The limited one does the same thing but skips updating all but upstream/model-package
, and doesn't bother getting commits that won't add to your upstream/model-package
. This may go slightly faster now, at the cost of going slightly slower tomorrow if/when you want other commits and/or remote-tracking names updated.
What happens when I do git checkout model-package? Does it point to the remote model-package branch?
No, or not quite:
If you have a branch name model-package
, your local Git picks out that name and attaches HEAD
there, and checks out that commit.
If you don't have model-package
, your Git uses --guess
. If there's both an origin/model-package
and an upstream/model-package
, your Git says that it has too many choices here and gives up. If there's only one matching name, your Git creates a new branch name, as below for -b
(lowercase).
What happens when I do git checkout -B model-package upstream/model-package
? Does it creates a new model-package branch on the local repo that keeps on sync with the upstream/model-package branch?
With a lowercase -b
, your Git:
- finds
upstream/model-package
(the remote-tracking name);
- creates a new
model-package
pointing to the same commit, and checks that one out.

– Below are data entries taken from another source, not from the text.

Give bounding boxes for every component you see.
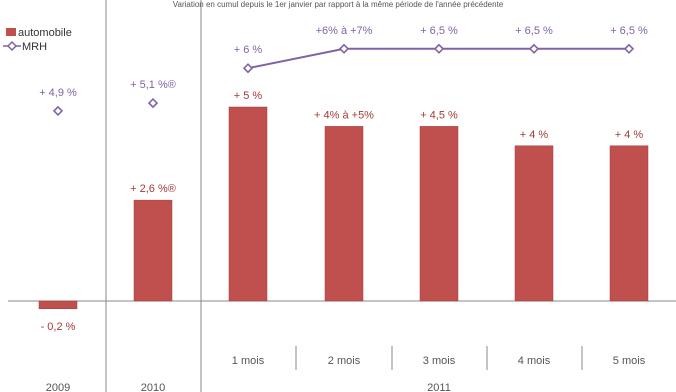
mrh-label-5: + 6,5 % (515, 25, 553, 37)
category-label-0: 2009 (46, 382, 70, 392)
mrh-marker-3 (338, 43, 350, 54)
mrh-label-0: + 4,9 % (39, 87, 77, 99)
bar-automobile-1 (133, 199, 173, 302)
category-labels: 2009 2010 1 mois 2 mois 3 mois 4 mois 5 mois 20… (46, 355, 646, 392)
category-label-3: 2 mois (328, 355, 361, 367)
bar-automobile-0 (38, 300, 78, 310)
bar-automobile-4 (419, 126, 459, 302)
bar-label-automobile-1: + 2,6 %® (130, 183, 176, 195)
mrh-label-3: +6% à +7% (316, 25, 373, 37)
bar-automobile-5 (514, 145, 554, 302)
bar-label-automobile-4: + 4,5 % (420, 109, 458, 121)
category-group-label-2011: 2011 (427, 382, 451, 392)
mrh-label-4: + 6,5 % (420, 25, 458, 37)
mrh-label-6: + 6,5 % (610, 25, 648, 37)
category-label-6: 5 mois (613, 355, 646, 367)
mrh-label-1: + 5,1 %® (130, 79, 176, 91)
mrh-marker-5 (528, 43, 540, 54)
bar-label-automobile-5: + 4 % (520, 129, 549, 141)
bar-automobile-3 (324, 126, 364, 302)
legend: automobile MRH (3, 27, 72, 53)
mrh-label-2: + 6 % (234, 44, 263, 56)
mrh-marker-0 (52, 105, 64, 117)
category-label-5: 4 mois (518, 355, 551, 367)
bar-automobile-2 (228, 106, 268, 302)
category-label-1: 2010 (141, 382, 165, 392)
category-label-2: 1 mois (232, 355, 265, 367)
mrh-marker-1 (147, 97, 159, 109)
chart-subtitle: Variation en cumul depuis le 1er janvier… (173, 0, 504, 9)
bar-label-automobile-0: - 0,2 % (41, 321, 76, 333)
mrh-marker-2 (242, 63, 254, 74)
bar-labels: - 0,2 % + 2,6 %® + 5 % + 4% à +5% + 4,5 % + 4… (41, 90, 644, 333)
bar-label-automobile-3: + 4% à +5% (314, 109, 374, 121)
mrh-marker-4 (433, 43, 445, 54)
bars (38, 106, 649, 310)
legend-mrh-label: MRH (22, 41, 47, 53)
bar-automobile-6 (609, 145, 649, 302)
mrh-markers (52, 43, 635, 117)
legend-mrh-marker (6, 40, 18, 52)
bar-label-automobile-2: + 5 % (234, 90, 263, 102)
mrh-marker-6 (623, 43, 635, 54)
mrh-labels: + 4,9 % + 5,1 %® + 6 % +6% à +7% + 6,5 % + 6,… (39, 25, 648, 99)
legend-automobile-label: automobile (18, 27, 72, 39)
bar-label-automobile-6: + 4 % (615, 129, 644, 141)
category-label-4: 3 mois (423, 355, 456, 367)
legend-automobile-swatch (6, 28, 16, 36)
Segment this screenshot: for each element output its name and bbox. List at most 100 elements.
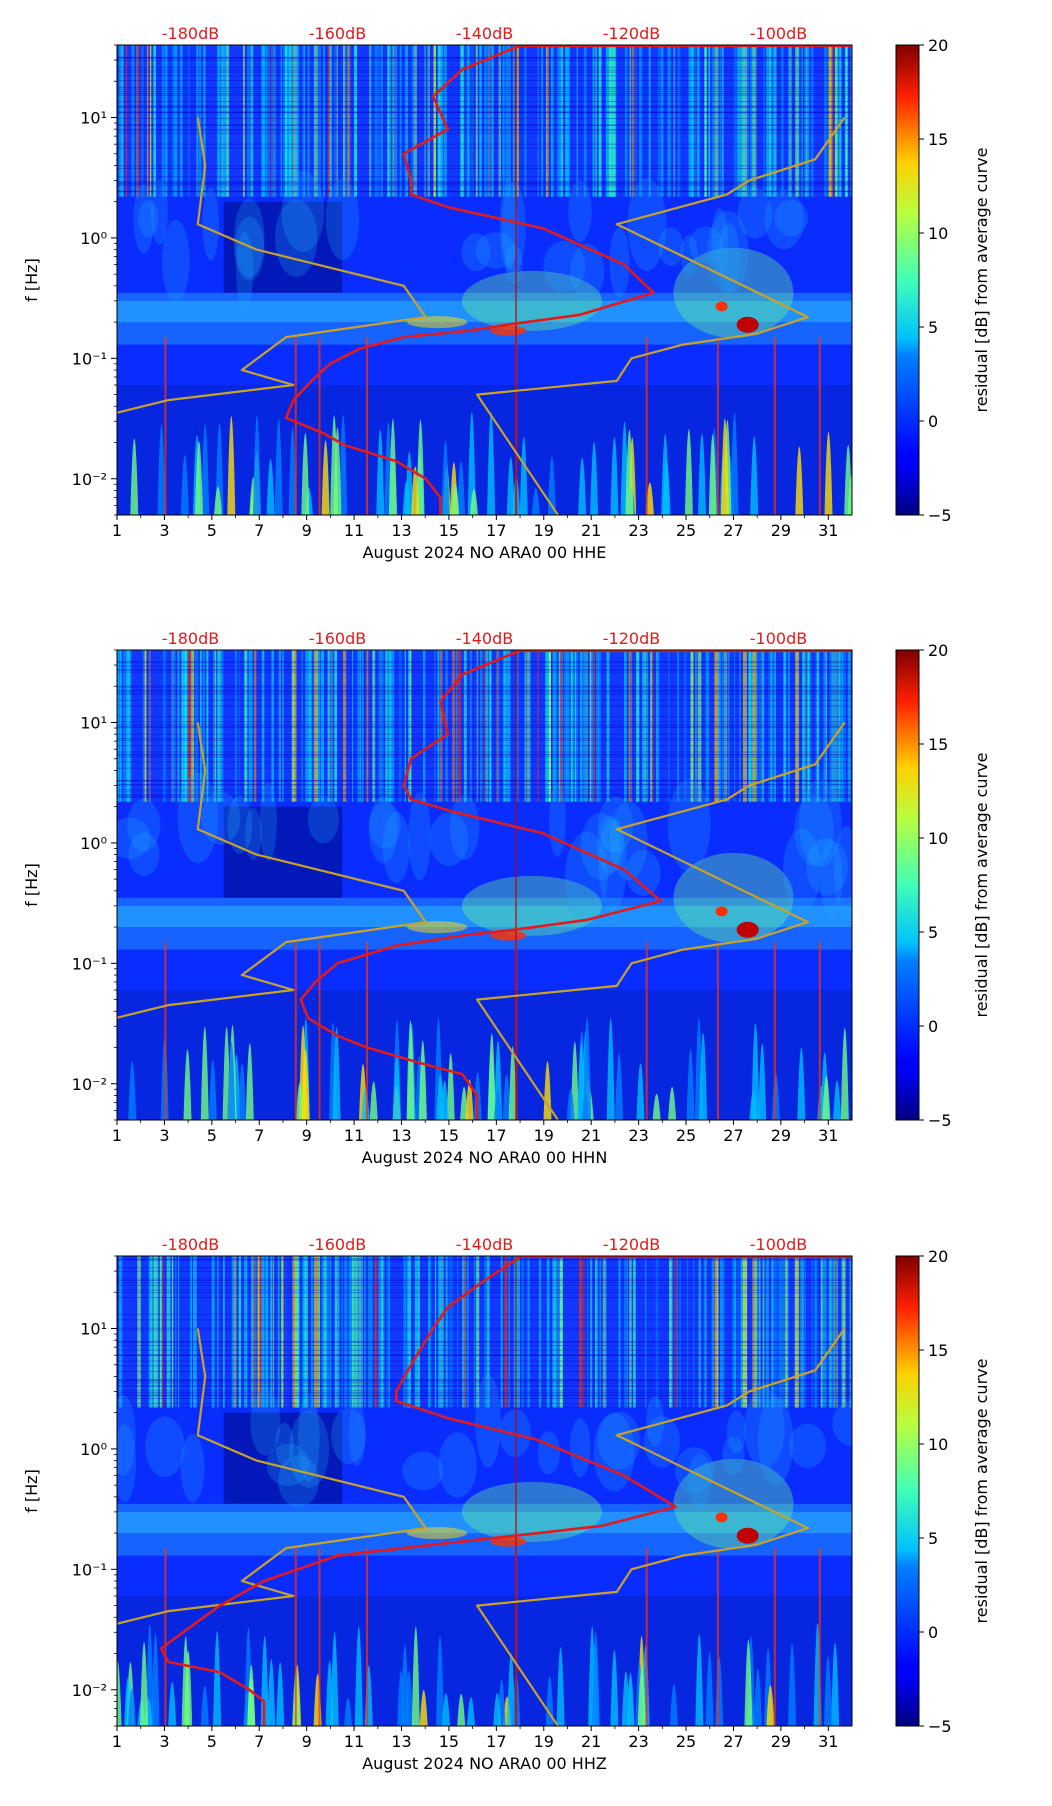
x-tick-label: 7 [254, 1732, 264, 1751]
curves [117, 650, 852, 1120]
y-tick-label: 10⁻² [72, 470, 107, 489]
y-tick-label: 10⁻¹ [72, 1560, 107, 1579]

If your Git can't create a new branch model-package
—because there's an existing one in the way—your Git gives you an error here.
If not, you now have a model-package
. Git sets the upstream—that's a different term than upstream
, though unfortunately horribly similar looking—for the new branch to origin/model-package
. The upstream setting of a branch is just a loose connection for various operations; see Why do I have to "git push --set-upstream origin <branch>"? and Why do I need to do `--set-upstream` all the time?
With an uppercase -B
option, the "error out" variant doesn't happen. Git says: Oh I see you already have a model-package
... I should complain, but, uppercase B, I guess you want me to delete that one and create a new one in its place, more or less. So the old model-package
name, which selected some particular commit, is simply overwritten. The new model-package
name, which occupies the same database slot as the old one, now points to the same commit as upstream/model-package
.
The precise details of what happens when resetting an existing model-package
branch are a little tricky. The documentation does not go into complete detail. In particular, if you're on that branch right now, does it error out? I'd have to experiment to see.